Por conta, justamente, de ser uma estratégia que está no começo, os times têm consciência da importância de se fidelizar o torcedor?
Nicola: Sim, eles têm consciência, mas, por outro lado, sabemos o quanto ainda não se consegue o domínio, a real compreensão desse assunto. Isso foi até o que me motivou a fazer essa pesquisa, a forma de como é que é essa relação de clubes e torcidas dentro desse modelo mais profissional, de entender o futebol como um business.
Netto: Sobretudo nós da CSM, que somos uma empresa de marketing esportivo e temos uma unidade de negócio que faz a gestão integral desses programas, em parceria com os clubes, aplicando ferramentas e inteligência de negócio, quando falamos de sócio-torcedor, estamos falando de produto de fidelização, que são assinaturas que o cliente acaba conquistando. Embora já haja o nível crescente de conscientização, os investimentos necessários ainda são difíceis de serem feitos, porque a maioria dos clubes têm outras prioridades, então, em um médio prazo todo clube fará os investimentos nesse trabalho.
 
Por ele já ser um torcedor, a fidelização é mais facilitada?

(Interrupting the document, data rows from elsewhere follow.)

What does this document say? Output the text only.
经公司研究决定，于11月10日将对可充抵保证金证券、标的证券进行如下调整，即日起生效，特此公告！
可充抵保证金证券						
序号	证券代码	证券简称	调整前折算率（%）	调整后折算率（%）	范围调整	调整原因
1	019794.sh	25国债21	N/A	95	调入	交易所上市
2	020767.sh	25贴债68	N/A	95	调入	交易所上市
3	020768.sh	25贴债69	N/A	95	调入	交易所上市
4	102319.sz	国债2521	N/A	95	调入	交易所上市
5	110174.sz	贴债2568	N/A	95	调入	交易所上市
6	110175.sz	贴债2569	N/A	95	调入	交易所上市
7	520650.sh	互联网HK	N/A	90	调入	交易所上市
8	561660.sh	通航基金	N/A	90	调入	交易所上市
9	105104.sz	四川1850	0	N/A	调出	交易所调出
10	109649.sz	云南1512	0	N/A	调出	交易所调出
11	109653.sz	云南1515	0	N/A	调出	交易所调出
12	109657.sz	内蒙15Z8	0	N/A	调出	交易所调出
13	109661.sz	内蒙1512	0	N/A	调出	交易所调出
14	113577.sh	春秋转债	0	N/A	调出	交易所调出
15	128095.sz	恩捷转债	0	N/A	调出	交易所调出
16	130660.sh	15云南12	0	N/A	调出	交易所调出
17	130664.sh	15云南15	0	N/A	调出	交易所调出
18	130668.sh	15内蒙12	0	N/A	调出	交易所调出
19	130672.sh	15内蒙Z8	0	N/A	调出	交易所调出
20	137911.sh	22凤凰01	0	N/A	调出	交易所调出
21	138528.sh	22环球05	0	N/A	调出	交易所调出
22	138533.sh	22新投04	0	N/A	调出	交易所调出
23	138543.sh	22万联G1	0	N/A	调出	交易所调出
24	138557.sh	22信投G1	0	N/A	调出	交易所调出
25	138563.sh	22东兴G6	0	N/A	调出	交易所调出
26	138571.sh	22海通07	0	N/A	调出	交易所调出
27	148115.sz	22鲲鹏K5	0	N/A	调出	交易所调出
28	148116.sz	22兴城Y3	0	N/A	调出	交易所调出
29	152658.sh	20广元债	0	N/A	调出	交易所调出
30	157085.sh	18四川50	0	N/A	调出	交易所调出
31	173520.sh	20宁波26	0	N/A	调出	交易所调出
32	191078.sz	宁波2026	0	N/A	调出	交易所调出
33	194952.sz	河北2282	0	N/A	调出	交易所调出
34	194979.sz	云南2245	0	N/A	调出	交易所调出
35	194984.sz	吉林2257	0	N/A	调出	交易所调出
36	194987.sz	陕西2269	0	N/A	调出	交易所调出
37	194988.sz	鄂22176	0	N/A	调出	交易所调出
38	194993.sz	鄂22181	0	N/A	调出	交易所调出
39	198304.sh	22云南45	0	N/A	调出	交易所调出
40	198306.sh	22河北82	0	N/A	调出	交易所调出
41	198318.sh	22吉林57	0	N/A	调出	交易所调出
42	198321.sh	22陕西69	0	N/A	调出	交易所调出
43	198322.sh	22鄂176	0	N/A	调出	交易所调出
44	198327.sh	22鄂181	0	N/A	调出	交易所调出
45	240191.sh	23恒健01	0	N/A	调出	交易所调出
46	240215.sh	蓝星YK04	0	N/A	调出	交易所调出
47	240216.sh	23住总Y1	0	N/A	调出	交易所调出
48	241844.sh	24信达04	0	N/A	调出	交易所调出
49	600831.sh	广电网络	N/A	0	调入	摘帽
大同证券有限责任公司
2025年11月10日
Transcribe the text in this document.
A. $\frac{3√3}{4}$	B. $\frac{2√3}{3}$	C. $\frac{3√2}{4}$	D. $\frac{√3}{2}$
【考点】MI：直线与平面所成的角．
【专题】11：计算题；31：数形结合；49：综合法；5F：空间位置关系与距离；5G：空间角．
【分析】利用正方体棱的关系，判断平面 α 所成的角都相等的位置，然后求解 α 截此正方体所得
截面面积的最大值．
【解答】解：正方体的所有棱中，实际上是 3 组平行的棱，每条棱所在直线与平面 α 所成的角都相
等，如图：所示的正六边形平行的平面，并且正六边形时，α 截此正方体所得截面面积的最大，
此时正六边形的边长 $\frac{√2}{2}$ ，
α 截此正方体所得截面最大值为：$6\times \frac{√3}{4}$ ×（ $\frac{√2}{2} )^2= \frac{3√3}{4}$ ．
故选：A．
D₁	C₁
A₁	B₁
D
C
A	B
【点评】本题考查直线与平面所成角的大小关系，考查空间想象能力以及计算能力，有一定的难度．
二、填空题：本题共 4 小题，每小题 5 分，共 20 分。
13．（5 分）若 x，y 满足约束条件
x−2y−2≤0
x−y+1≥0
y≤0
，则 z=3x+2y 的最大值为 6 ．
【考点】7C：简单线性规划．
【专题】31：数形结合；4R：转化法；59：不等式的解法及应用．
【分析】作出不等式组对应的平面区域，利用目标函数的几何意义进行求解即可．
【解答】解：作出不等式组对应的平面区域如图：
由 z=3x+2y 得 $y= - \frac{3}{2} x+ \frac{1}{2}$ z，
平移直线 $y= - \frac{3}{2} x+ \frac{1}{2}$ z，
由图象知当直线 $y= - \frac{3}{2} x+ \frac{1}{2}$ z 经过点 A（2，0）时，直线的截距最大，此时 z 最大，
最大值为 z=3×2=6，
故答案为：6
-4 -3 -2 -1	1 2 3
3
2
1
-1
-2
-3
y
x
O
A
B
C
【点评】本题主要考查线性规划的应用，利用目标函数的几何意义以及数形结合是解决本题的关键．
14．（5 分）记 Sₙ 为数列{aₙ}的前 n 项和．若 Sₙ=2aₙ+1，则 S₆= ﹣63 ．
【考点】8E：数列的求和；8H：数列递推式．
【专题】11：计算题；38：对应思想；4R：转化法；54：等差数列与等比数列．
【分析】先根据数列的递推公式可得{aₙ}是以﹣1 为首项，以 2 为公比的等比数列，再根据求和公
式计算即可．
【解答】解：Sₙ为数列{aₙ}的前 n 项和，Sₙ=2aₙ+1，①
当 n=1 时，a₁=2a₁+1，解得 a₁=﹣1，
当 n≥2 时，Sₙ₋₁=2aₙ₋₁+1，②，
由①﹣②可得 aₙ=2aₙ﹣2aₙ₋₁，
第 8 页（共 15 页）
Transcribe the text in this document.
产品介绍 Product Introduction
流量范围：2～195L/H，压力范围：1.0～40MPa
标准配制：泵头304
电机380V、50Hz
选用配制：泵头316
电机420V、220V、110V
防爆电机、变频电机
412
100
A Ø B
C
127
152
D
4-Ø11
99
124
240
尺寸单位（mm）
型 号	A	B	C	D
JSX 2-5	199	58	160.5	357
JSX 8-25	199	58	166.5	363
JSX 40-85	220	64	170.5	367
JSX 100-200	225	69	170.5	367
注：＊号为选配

Nicola: Por ser torcedor, a pessoa garante uma maneira de relacionar com a marca, com o clube. Ele tem a paixão, vai ao jogo, compra camisas e outros produtos, mas existe uma distância grande em garantir fidelização. Garantir que vai levá-lo a fazer parte de um programa de sócio-torcedor, onde ele vai se manter fiel ao programa, para que possa traduzir sua paixão para algo que gere mais receita, não dá para fazer.
Netto: Nesse aspecto é que entra a importância de um trabalho mais estruturado para poder garantir que a fidelização aconteça de uma maneira mais consistente e não apenas iniciativas pontuais e mais simples, que talvez seja o que a maioria dos clubes ainda faça.
 
O que é preciso fazer para que ele seja fiel à marca?
Nicola: A fidelização à marca já é natural. É a segunda pele do torcedor. Agora, sob a ótica do negócio há a exposição da marca e quando se faz isso, busca através de um modelo de negócio trazer novas oportunidades, que com isso tragam aos clubes maiores receitas e transformar em novos investimentos. 
Netto: Quando falamos de um programa como o sócio-torcedor, a gente pode considerar algo entorno de 1 a 5% da base. O Internacional é o time que tem a maior conversão do país em sócio-torcedores e são apenas 2% de sua base. Especificamente, em relação à estratégia de marca, é sempre bom contar com o dueto: produto/serviços bem feitos e bom atendimento. É preciso ter um bom relacionamento, entender quais são as expectativas e necessidades, para que esta oferta de produtos seja a mais adequada possível. Essa é a premissa da fidelização.  
É preciso ter um algum tipo de cuidado para não correr o risco de perder o cliente? 
Netto: Sem dúvida! Uma experiência ruim é o inicio desse torcedor para começar a se afastar. Quando se estrutura uma boa oferta e pacote de serviços é preciso tentar o máximo possível para que tudo funcione a contento. A experiência do torcedor, por exemplo, na compra do ingresso tem que ser a melhor possível, se for pela internet, o link tem que estar estável e, caso não funcione, a resolução tem que ser imediata, tem que haver uma estrutura específica para atender esse sócio, pois em tese ele já é um torcedor fidelizado. Por isso, é preciso ter uma boa estrutura por detrás, havendo um bom atendimento para que este canal seja permanente, onde as resoluções dos problemas sejam resolvidas de maneira satisfatória, garantindo a satisfação do cliente. Se isso não acontecer, o risco de perda desse cliente é grande, ela existe e é real.